John Gillespie Magee was an 18-year-old student at Yale University as the momentum of the second World War began to gather pace during the hot summer of 1940. Imbued with a spirit of adventure, he abandoned his studies in September that year and crossed the border to join the Royal Canadian Air Force. In June 1941 he was sent to England, and exulted in soaring through the skies as he learned to fly a Spitfire. A sensitive and religious lad, he captured his feelings in a poem called High Flight, which he enclosed in letter to his parents that September:
Oh, I have slipped the surly bonds of earth
And danced the skies on laughter-silvered wings.
Sunward I've climbed, and joined the tumbling Mirth of sun-split clouds,
And done a hundred Things you have not dreamed of.

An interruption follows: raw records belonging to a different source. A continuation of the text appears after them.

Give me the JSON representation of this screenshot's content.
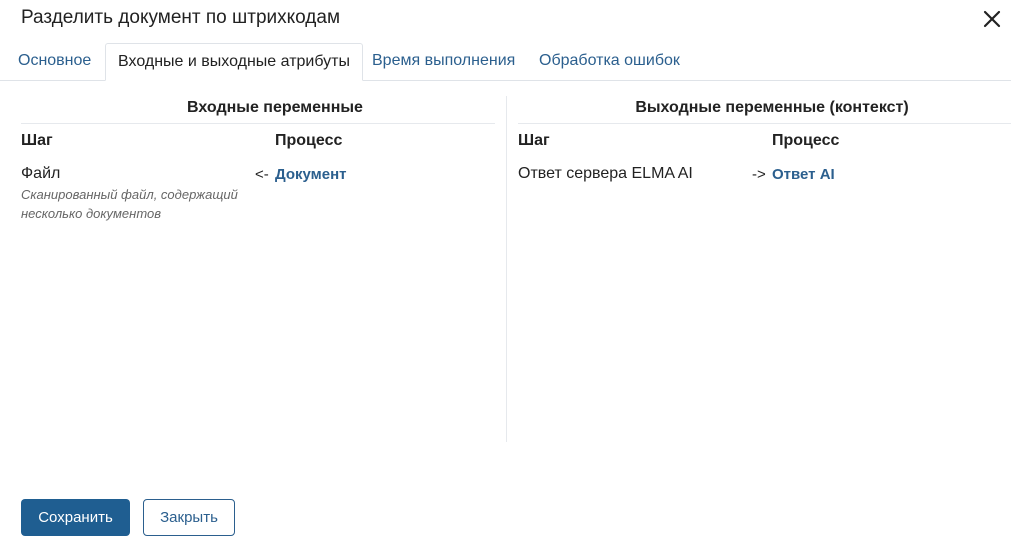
{
  "dialog": {
    "title": "Разделить документ по штрихкодам",
    "close_icon": "close-icon"
  },
  "tabs": [
    {
      "label": "Основное",
      "active": false
    },
    {
      "label": "Входные и выходные атрибуты",
      "active": true
    },
    {
      "label": "Время выполнения",
      "active": false
    },
    {
      "label": "Обработка ошибок",
      "active": false
    }
  ],
  "input": {
    "title": "Входные переменные",
    "col_step": "Шаг",
    "col_process": "Процесс",
    "rows": [
      {
        "step": "Файл",
        "description": "Сканированный файл, содержащий несколько документов",
        "arrow": "<-",
        "process": "Документ"
      }
    ]
  },
  "output": {
    "title": "Выходные переменные (контекст)",
    "col_step": "Шаг",
    "col_process": "Процесс",
    "rows": [
      {
        "step": "Ответ сервера ELMA AI",
        "arrow": "->",
        "process": "Ответ AI"
      }
    ]
  },
  "footer": {
    "save_label": "Сохранить",
    "close_label": "Закрыть"
  },
  "colors": {
    "accent": "#1f5e91",
    "link": "#2b5f8e",
    "divider": "#e6e9ed"
  }
}
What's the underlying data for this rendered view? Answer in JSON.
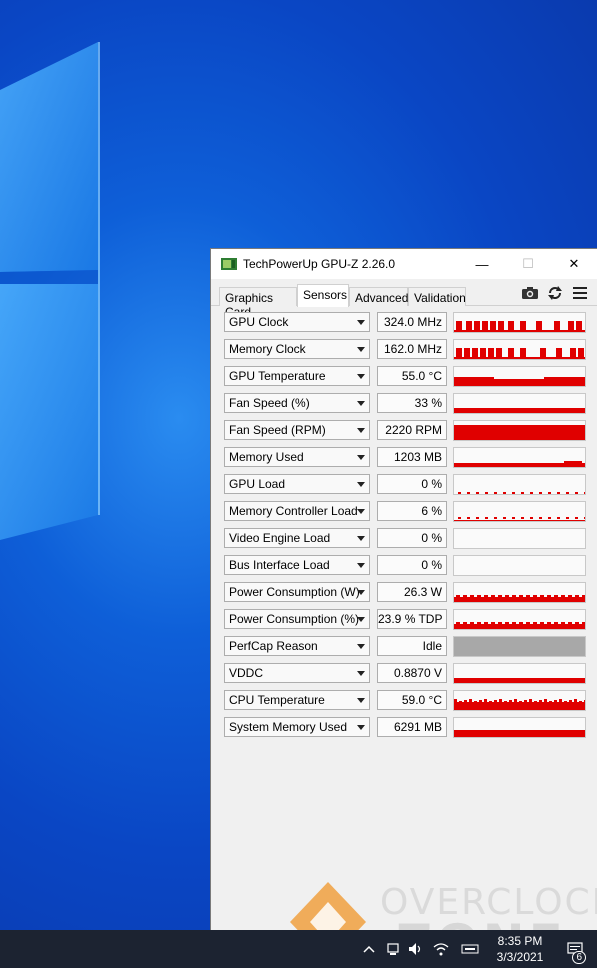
{
  "window": {
    "title": "TechPowerUp GPU-Z 2.26.0",
    "minimize_glyph": "—",
    "maximize_glyph": "☐",
    "close_glyph": "✕"
  },
  "tabs": [
    {
      "label": "Graphics Card",
      "active": false
    },
    {
      "label": "Sensors",
      "active": true
    },
    {
      "label": "Advanced",
      "active": false
    },
    {
      "label": "Validation",
      "active": false
    }
  ],
  "toolbar_icons": [
    "camera-icon",
    "refresh-icon",
    "menu-icon"
  ],
  "sensors": [
    {
      "label": "GPU Clock",
      "value": "324.0 MHz",
      "graph": "clock"
    },
    {
      "label": "Memory Clock",
      "value": "162.0 MHz",
      "graph": "clock2"
    },
    {
      "label": "GPU Temperature",
      "value": "55.0 °C",
      "graph": "temp"
    },
    {
      "label": "Fan Speed (%)",
      "value": "33 %",
      "graph": "low"
    },
    {
      "label": "Fan Speed (RPM)",
      "value": "2220 RPM",
      "graph": "high"
    },
    {
      "label": "Memory Used",
      "value": "1203 MB",
      "graph": "mem"
    },
    {
      "label": "GPU Load",
      "value": "0 %",
      "graph": "dots"
    },
    {
      "label": "Memory Controller Load",
      "value": "6 %",
      "graph": "dots2"
    },
    {
      "label": "Video Engine Load",
      "value": "0 %",
      "graph": "none"
    },
    {
      "label": "Bus Interface Load",
      "value": "0 %",
      "graph": "none"
    },
    {
      "label": "Power Consumption (W)",
      "value": "26.3 W",
      "graph": "power"
    },
    {
      "label": "Power Consumption (%)",
      "value": "23.9 % TDP",
      "graph": "power"
    },
    {
      "label": "PerfCap Reason",
      "value": "Idle",
      "graph": "gray"
    },
    {
      "label": "VDDC",
      "value": "0.8870 V",
      "graph": "vddc"
    },
    {
      "label": "CPU Temperature",
      "value": "59.0 °C",
      "graph": "cpu"
    },
    {
      "label": "System Memory Used",
      "value": "6291 MB",
      "graph": "sys"
    }
  ],
  "taskbar": {
    "time": "8:35 PM",
    "date": "3/3/2021",
    "notification_count": "6"
  },
  "watermark": {
    "line1": "OVERCLOCK",
    "line2": "ZONE"
  },
  "colors": {
    "graph_red": "#e00000",
    "graph_gray": "#a8a8a8",
    "taskbar": "#1c2331"
  }
}
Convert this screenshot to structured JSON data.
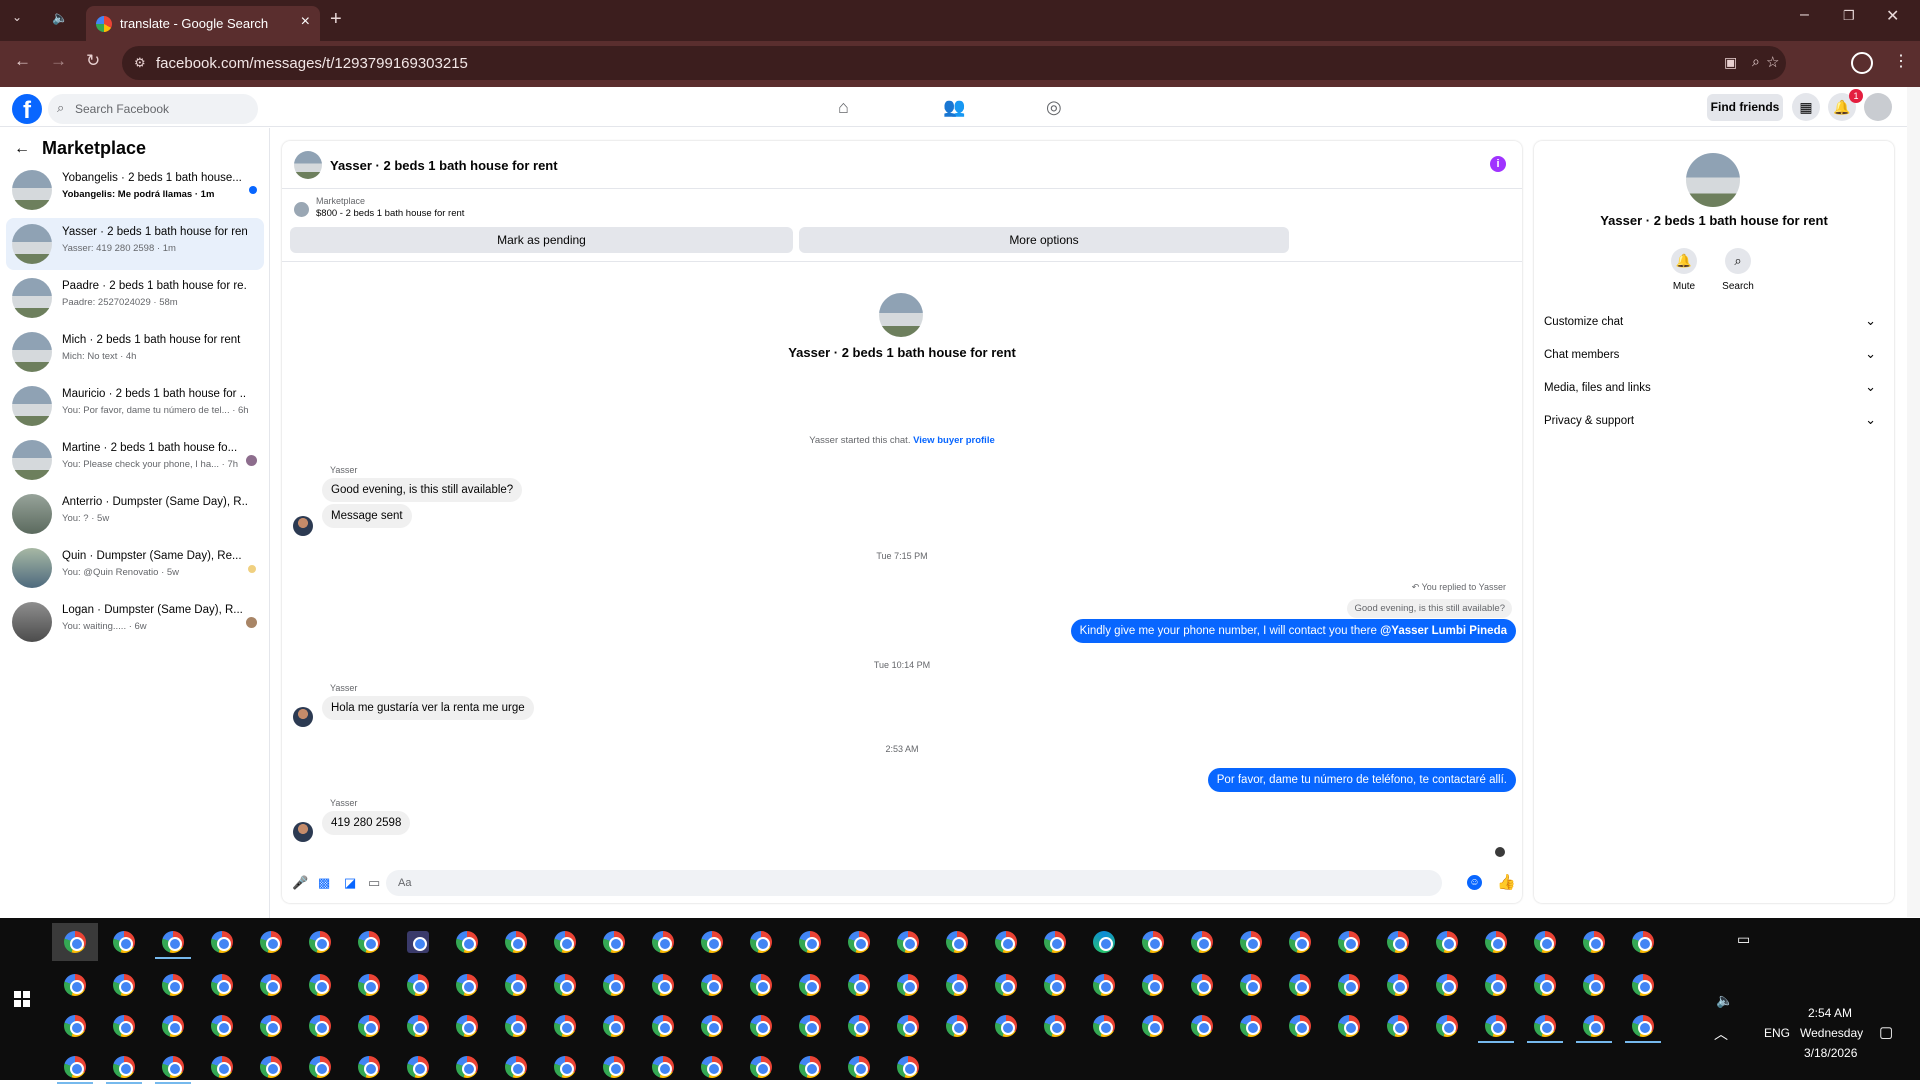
{
  "browser": {
    "tab_title": "translate - Google Search",
    "url": "facebook.com/messages/t/1293799169303215"
  },
  "fb_header": {
    "search_placeholder": "Search Facebook",
    "find_friends": "Find friends",
    "notification_count": "1"
  },
  "sidebar": {
    "title": "Marketplace",
    "conversations": [
      {
        "name": "Yobangelis · 2 beds 1 bath house...",
        "preview": "Yobangelis: Me podrá llamas · 1m",
        "unread": true
      },
      {
        "name": "Yasser · 2 beds 1 bath house for rent",
        "preview": "Yasser: 419 280 2598 · 1m",
        "selected": true
      },
      {
        "name": "Paadre · 2 beds 1 bath house for re...",
        "preview": "Paadre: 2527024029 · 58m"
      },
      {
        "name": "Mich · 2 beds 1 bath house for rent",
        "preview": "Mich: No text · 4h"
      },
      {
        "name": "Mauricio · 2 beds 1 bath house for ...",
        "preview": "You: Por favor, dame tu número de tel... · 6h"
      },
      {
        "name": "Martine · 2 beds 1 bath house fo...",
        "preview": "You: Please check your phone, I ha... · 7h"
      },
      {
        "name": "Anterrio · Dumpster (Same Day), R...",
        "preview": "You: ? · 5w"
      },
      {
        "name": "Quin · Dumpster (Same Day), Re...",
        "preview": "You: @Quin Renovatio · 5w"
      },
      {
        "name": "Logan · Dumpster (Same Day), R...",
        "preview": "You: waiting..... · 6w"
      }
    ]
  },
  "chat": {
    "title": "Yasser · 2 beds 1 bath house for rent",
    "marketplace_label": "Marketplace",
    "listing": "$800 - 2 beds 1 bath house for rent",
    "mark_pending": "Mark as pending",
    "more_options": "More options",
    "intro_name": "Yasser · 2 beds 1 bath house for rent",
    "started_text": "Yasser started this chat.",
    "view_buyer": "View buyer profile",
    "sender": "Yasser",
    "msg1": "Good evening, is this still available?",
    "msg2": "Message sent",
    "ts1": "Tue 7:15 PM",
    "replied_label": "You replied to Yasser",
    "quoted": "Good evening, is this still available?",
    "out1_text": "Kindly give me your phone number, I will contact you there ",
    "out1_mention": "@Yasser Lumbi Pineda",
    "ts2": "Tue 10:14 PM",
    "msg3": "Hola me gustaría ver la renta me urge",
    "ts3": "2:53 AM",
    "out2": "Por favor, dame tu número de teléfono, te contactaré allí.",
    "msg4": "419 280 2598",
    "composer_placeholder": "Aa"
  },
  "right_panel": {
    "name": "Yasser · 2 beds 1 bath house for rent",
    "mute": "Mute",
    "search": "Search",
    "sections": [
      "Customize chat",
      "Chat members",
      "Media, files and links",
      "Privacy & support"
    ]
  },
  "taskbar": {
    "lang": "ENG",
    "time": "2:54 AM",
    "day": "Wednesday",
    "date": "3/18/2026"
  }
}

A few weeks later, he was dead. He was killed 60 years ago today, on December 11th, 1941, and not in the whirl of combat over the war-torn European skies, but in a simple mid-air collision with another aircraft over Lincolnshire as he emerged from cloud on that misty winter's day.
Statistics tell us, and common experience confirms, that weather is a factor in a significant number of fatal aircraft accidents. But the kind of weather is of interest. Ice on the airframe, even 60 years ago, was not a major cause of tragedy. Neither do thunderstorms, downdraughts or microbursts and their associated turbulence figure very highly here, as they do in the United States.
The vast majority of fatal, weather-related aircraft accidents in these islands, it seems, can be traced to the pilot becoming disorientated in fog, low cloud or rain or snow. In many cases, it turns out that the aircraft is not really where the pilot thinks it ought to be, and all too easily it can end up in collision with a hill or mountain shrouded in low cloud or fog - or, as in the case of John Magee, in collision with another aircraft.
Be that as it may, a local farmer saw Magee struggling to escape from the cockpit of his Spitfire. He succeeded, but at only 400 ft above the ground, and his parachute failed to open in sufficient time. John Gillespie Magee was just 19. He died instantly , but his High Flight has survived to become a kind of aviator's anthem:
Up, up, the long, delirious, burning blue,
I've topped the windswept heights with easy grace
Where never lark, or even eagle flew.
And while with silent, lifting mind
I've trod The high untrespassed sanctity of space,
Put out my hand, and touched the face of God.